Sugimoto Sadamu, Shimizu Misako, Takebe Mariko, Matsuura Kousou, Takazawa Tomonori
Department of Anesthesiology, University of Toyama, , 2630 Sugitani, Toyama, Toyama, 930-0194, Japan.
Department of Anesthesiology, Toyama City Hospital, 2-1 Hokubu-Cho, Toyama, Toyama, 939-8511, Japan.
JA Clin Rep. 2025 Aug 23;11(1):46. doi: 10.1186/s40981-025-00809-5.
Posterior reversible encephalopathy syndrome (PRES) often presents with a wide range of neurological symptoms, and atypical manifestations can complicate its diagnosis. We report a rare case of peripartum PRES presenting with profound transient retrograde amnesia and orofacial automatisms, notably in the absence of generalized seizures.
A 29-year-old primigravida developed sustained hypertension during labor. Immediately postpartum, she experienced visual disturbances, followed by altered consciousness and lip-smacking movements. She subsequently developed profound but transient retrograde amnesia, including loss of autobiographical memory. Brain magnetic resonance imaging (MRI) revealed characteristic findings of PRES in the bilateral parieto-occipital lobes, leading to a diagnosis of PRES secondary to preeclampsia.

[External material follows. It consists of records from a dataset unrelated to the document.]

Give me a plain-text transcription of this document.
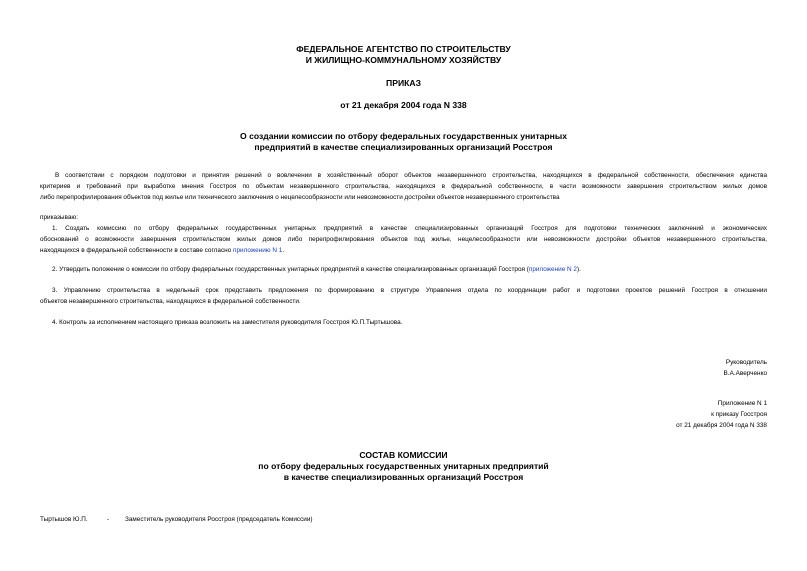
ФЕДЕРАЛЬНОЕ АГЕНТСТВО ПО СТРОИТЕЛЬСТВУ
И ЖИЛИЩНО-КОММУНАЛЬНОМУ ХОЗЯЙСТВУ
ПРИКАЗ
от 21 декабря 2004 года N 338
О создании комиссии по отбору федеральных государственных унитарных
предприятий в качестве специализированных организаций Росстроя
В соответствии с порядком подготовки и принятия решений о вовлечении в хозяйственный оборот объектов незавершенного строительства, находящихся в федеральной собственности, обеспечения единства
критериев и требований при выработке мнения Госстроя по объектам незавершенного строительства, находящихся в федеральной собственности, в части возможности завершения строительством жилых домов
либо перепрофилирования объектов под жилье или технического заключения о нецелесообразности или невозможности достройки объектов незавершенного строительства
приказываю:
1. Создать комиссию по отбору федеральных государственных унитарных предприятий в качестве специализированных организаций Госстроя для подготовки технических заключений и экономических
обоснований о возможности завершения строительством жилых домов либо перепрофилирования объектов под жилье, нецелесообразности или невозможности достройки объектов незавершенного строительства,
находящихся в федеральной собственности в составе согласно приложению N 1.
2. Утвердить положение о комиссии по отбору федеральных государственных унитарных предприятий в качестве специализированных организаций Госстроя (приложение N 2).
3. Управлению строительства в недельный срок представить предложения по формированию в структуре Управления отдела по координации работ и подготовки проектов решений Госстроя в отношении
объектов незавершенного строительства, находящихся в федеральной собственности.
4. Контроль за исполнением настоящего приказа возложить на заместителя руководителя Госстроя Ю.П.Тыртышова.
Руководитель
В.А.Аверченко
Приложение N 1
к приказу Госстроя
от 21 декабря 2004 года N 338
СОСТАВ КОМИССИИ
по отбору федеральных государственных унитарных предприятий
в качестве специализированных организаций Росстроя
Тыртышов Ю.П.	- Заместитель руководителя Росстроя (председатель Комиссии)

This case highlights that peripartum PRES can present with atypical neurological symptoms, such as transient global amnesia and facial automatisms, even in the absence of typical eclamptic seizures. Such presentations warrant a high index of suspicion and prompt brain MRI to ensure accurate diagnosis and timely intervention.
后部可逆性脑病综合征(PRES)常表现出广泛的神经症状,非典型表现会使其诊断复杂化。我们报告一例罕见的围产期PRES病例,表现为严重的短暂性逆行性遗忘和口面部自动症,尤其是在无全身性癫痫发作的情况下。
一名29岁初产妇在分娩期间出现持续性高血压。产后立即出现视觉障碍,随后意识改变和咂嘴动作。随后她出现严重但短暂的逆行性遗忘,包括自传体记忆丧失。脑部磁共振成像(MRI)显示双侧顶枕叶有PRES的特征性表现,诊断为子痫前期继发PRES。
该病例突出表明,围产期PRES即使在无典型子痫发作的情况下,也可表现为非典型神经症状,如短暂性全面性遗忘和面部自动症。此类表现需要高度怀疑并及时进行脑部MRI检查,以确保准确诊断和及时干预。